Conserving the Red List Threatened Fish Species by Raising Awareness, Strengthening Local Rules and Diversifying Livelihood in Fishing Communities in Benin

Edéya Orobiyi Rodrigue Pelebe

In Benin, aquatic ecosystems constitute an important reservoir of biological diversity and valuable assets for livelihoods and food provision. Indeed, artisanal inland fishing is of great socio-economic importance to local communities and employs thousands of professional fishermen. However, fish catches are decreasing, and some fish species are rarely or even no longer found mainly in inland waters due to anthropogenic activities (Lalèyè and Moreau, 2004). Benin waters harbour many fish species that need attention since they are already classified as threatened in global IUCN red list and national red list. Therefore, the need to undertake conservation actions becomes a major concern. The present project has been designed to document the knowledge levels of stakeholders (fishermen, fishmongers, local authorities, and fisheries managers) and current threats to these fish species, to raise awareness among stakeholders including youth and schoolchildren, about the necessity to protect threatened species and their habitats, to define together local management measures for these species and to accompany the development of fish farming as an additional income-generating activity in the communities.

Dr. Pelebe Edéya Orobiyi Rodrigue and his colleague Koussovi Guillaume in a canoe on Benin coastal lagoon looking for fishermen in operation.

Dr. Pelebe Edéya Orobiyi Rodrigue and his colleague Koussovi Guillaume in a canoe on Benin coastal lagoon looking for fishermen in operation.

We will work within fishing communities (from South to North) exploiting the main ecosystems namely Ouémé River (Agonlin-Lowé), Lake Nokoué (Sô-Ava), Porto-Novo Lagoon (Aguégués) and Niger River (Malanville). The fieldwork will also include Ganvié Tokpa and Djassin-Topka in southern Benin, and fish market of Malanville in northern Benin.
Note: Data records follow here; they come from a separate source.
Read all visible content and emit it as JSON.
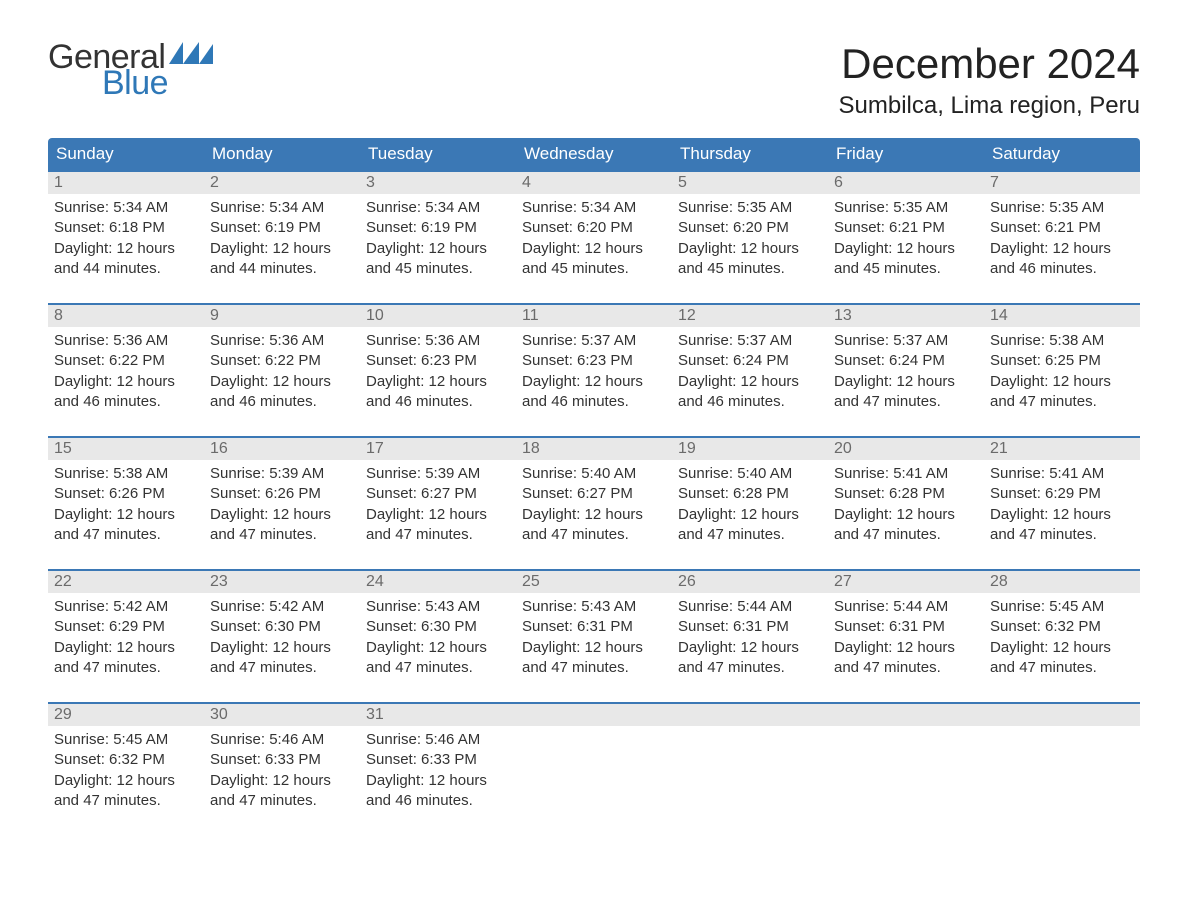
{
  "logo": {
    "general": "General",
    "blue": "Blue"
  },
  "title": "December 2024",
  "location": "Sumbilca, Lima region, Peru",
  "colors": {
    "brand_blue": "#2f78b7",
    "header_blue": "#3b78b5",
    "daynum_bg": "#e8e8e8",
    "daynum_text": "#6b6b6b",
    "body_text": "#333333",
    "background": "#ffffff"
  },
  "typography": {
    "title_fontsize": 42,
    "location_fontsize": 24,
    "header_fontsize": 17,
    "body_fontsize": 15
  },
  "weekdays": [
    "Sunday",
    "Monday",
    "Tuesday",
    "Wednesday",
    "Thursday",
    "Friday",
    "Saturday"
  ],
  "weeks": [
    [
      {
        "n": "1",
        "sr": "Sunrise: 5:34 AM",
        "ss": "Sunset: 6:18 PM",
        "d1": "Daylight: 12 hours",
        "d2": "and 44 minutes."
      },
      {
        "n": "2",
        "sr": "Sunrise: 5:34 AM",
        "ss": "Sunset: 6:19 PM",
        "d1": "Daylight: 12 hours",
        "d2": "and 44 minutes."
      },
      {
        "n": "3",
        "sr": "Sunrise: 5:34 AM",
        "ss": "Sunset: 6:19 PM",
        "d1": "Daylight: 12 hours",
        "d2": "and 45 minutes."
      },
      {
        "n": "4",
        "sr": "Sunrise: 5:34 AM",
        "ss": "Sunset: 6:20 PM",
        "d1": "Daylight: 12 hours",
        "d2": "and 45 minutes."
      },
      {
        "n": "5",
        "sr": "Sunrise: 5:35 AM",
        "ss": "Sunset: 6:20 PM",
        "d1": "Daylight: 12 hours",
        "d2": "and 45 minutes."
      },
      {
        "n": "6",
        "sr": "Sunrise: 5:35 AM",
        "ss": "Sunset: 6:21 PM",
        "d1": "Daylight: 12 hours",
        "d2": "and 45 minutes."
      },
      {
        "n": "7",
        "sr": "Sunrise: 5:35 AM",
        "ss": "Sunset: 6:21 PM",
        "d1": "Daylight: 12 hours",
        "d2": "and 46 minutes."
      }
    ],
    [
      {
        "n": "8",
        "sr": "Sunrise: 5:36 AM",
        "ss": "Sunset: 6:22 PM",
        "d1": "Daylight: 12 hours",
        "d2": "and 46 minutes."
      },
      {
        "n": "9",
        "sr": "Sunrise: 5:36 AM",
        "ss": "Sunset: 6:22 PM",
        "d1": "Daylight: 12 hours",
        "d2": "and 46 minutes."
      },
      {
        "n": "10",
        "sr": "Sunrise: 5:36 AM",
        "ss": "Sunset: 6:23 PM",
        "d1": "Daylight: 12 hours",
        "d2": "and 46 minutes."
      },
      {
        "n": "11",
        "sr": "Sunrise: 5:37 AM",
        "ss": "Sunset: 6:23 PM",
        "d1": "Daylight: 12 hours",
        "d2": "and 46 minutes."
      },
      {
        "n": "12",
        "sr": "Sunrise: 5:37 AM",
        "ss": "Sunset: 6:24 PM",
        "d1": "Daylight: 12 hours",
        "d2": "and 46 minutes."
      },
      {
        "n": "13",
        "sr": "Sunrise: 5:37 AM",
        "ss": "Sunset: 6:24 PM",
        "d1": "Daylight: 12 hours",
        "d2": "and 47 minutes."
      },
      {
        "n": "14",
        "sr": "Sunrise: 5:38 AM",
        "ss": "Sunset: 6:25 PM",
        "d1": "Daylight: 12 hours",
        "d2": "and 47 minutes."
      }
    ],
    [
      {
        "n": "15",
        "sr": "Sunrise: 5:38 AM",
        "ss": "Sunset: 6:26 PM",
        "d1": "Daylight: 12 hours",
        "d2": "and 47 minutes."
      },
      {
        "n": "16",
        "sr": "Sunrise: 5:39 AM",
        "ss": "Sunset: 6:26 PM",
        "d1": "Daylight: 12 hours",
        "d2": "and 47 minutes."
      },
      {
        "n": "17",
        "sr": "Sunrise: 5:39 AM",
        "ss": "Sunset: 6:27 PM",
        "d1": "Daylight: 12 hours",
        "d2": "and 47 minutes."
      },
      {
        "n": "18",
        "sr": "Sunrise: 5:40 AM",
        "ss": "Sunset: 6:27 PM",
        "d1": "Daylight: 12 hours",
        "d2": "and 47 minutes."
      },
      {
        "n": "19",
        "sr": "Sunrise: 5:40 AM",
        "ss": "Sunset: 6:28 PM",
        "d1": "Daylight: 12 hours",
        "d2": "and 47 minutes."
      },
      {
        "n": "20",
        "sr": "Sunrise: 5:41 AM",
        "ss": "Sunset: 6:28 PM",
        "d1": "Daylight: 12 hours",
        "d2": "and 47 minutes."
      },
      {
        "n": "21",
        "sr": "Sunrise: 5:41 AM",
        "ss": "Sunset: 6:29 PM",
        "d1": "Daylight: 12 hours",
        "d2": "and 47 minutes."
      }
    ],
    [
      {
        "n": "22",
        "sr": "Sunrise: 5:42 AM",
        "ss": "Sunset: 6:29 PM",
        "d1": "Daylight: 12 hours",
        "d2": "and 47 minutes."
      },
      {
        "n": "23",
        "sr": "Sunrise: 5:42 AM",
        "ss": "Sunset: 6:30 PM",
        "d1": "Daylight: 12 hours",
        "d2": "and 47 minutes."
      },
      {
        "n": "24",
        "sr": "Sunrise: 5:43 AM",
        "ss": "Sunset: 6:30 PM",
        "d1": "Daylight: 12 hours",
        "d2": "and 47 minutes."
      },
      {
        "n": "25",
        "sr": "Sunrise: 5:43 AM",
        "ss": "Sunset: 6:31 PM",
        "d1": "Daylight: 12 hours",
        "d2": "and 47 minutes."
      },
      {
        "n": "26",
        "sr": "Sunrise: 5:44 AM",
        "ss": "Sunset: 6:31 PM",
        "d1": "Daylight: 12 hours",
        "d2": "and 47 minutes."
      },
      {
        "n": "27",
        "sr": "Sunrise: 5:44 AM",
        "ss": "Sunset: 6:31 PM",
        "d1": "Daylight: 12 hours",
        "d2": "and 47 minutes."
      },
      {
        "n": "28",
        "sr": "Sunrise: 5:45 AM",
        "ss": "Sunset: 6:32 PM",
        "d1": "Daylight: 12 hours",
        "d2": "and 47 minutes."
      }
    ],
    [
      {
        "n": "29",
        "sr": "Sunrise: 5:45 AM",
        "ss": "Sunset: 6:32 PM",
        "d1": "Daylight: 12 hours",
        "d2": "and 47 minutes."
      },
      {
        "n": "30",
        "sr": "Sunrise: 5:46 AM",
        "ss": "Sunset: 6:33 PM",
        "d1": "Daylight: 12 hours",
        "d2": "and 47 minutes."
      },
      {
        "n": "31",
        "sr": "Sunrise: 5:46 AM",
        "ss": "Sunset: 6:33 PM",
        "d1": "Daylight: 12 hours",
        "d2": "and 46 minutes."
      },
      null,
      null,
      null,
      null
    ]
  ]
}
In South-Benin, training on techniques to sustainably improve the current practice of traditional pen farming of tarpon Megalops atlanticus (a vulnerable species) in Lake Nokoué will be considered. In North-Benin, above-ground tank farming of African catfish Clarias gariepinus, feasible in household yards and not directly in the Niger River, will be introduced.

The updated list of species-specific threats is critical for the development of efficient conservation strategy and for the further update the conservation status of fishes in Benin Red list. The conservation measures for threatened fish species from this project will be summarized in a policy brief that will further be used to influence policymakers. Advocacy will be done towards authorities to include notions on threatened species in teaching at the schools we educated children. At the end the project, functional local committee will be installed to serve as monitoring and surveillance organization of level of compliance with adopted protection measures of critically endangered, endangered and vulnerable fish species within fishing communities. Toolkits developed from this project will serve other conservation institutions in Benin fisheries sector.

Header: Dr. Pelebe Edéya Orobiyi Rodrigue is taking measurements on fish specimens.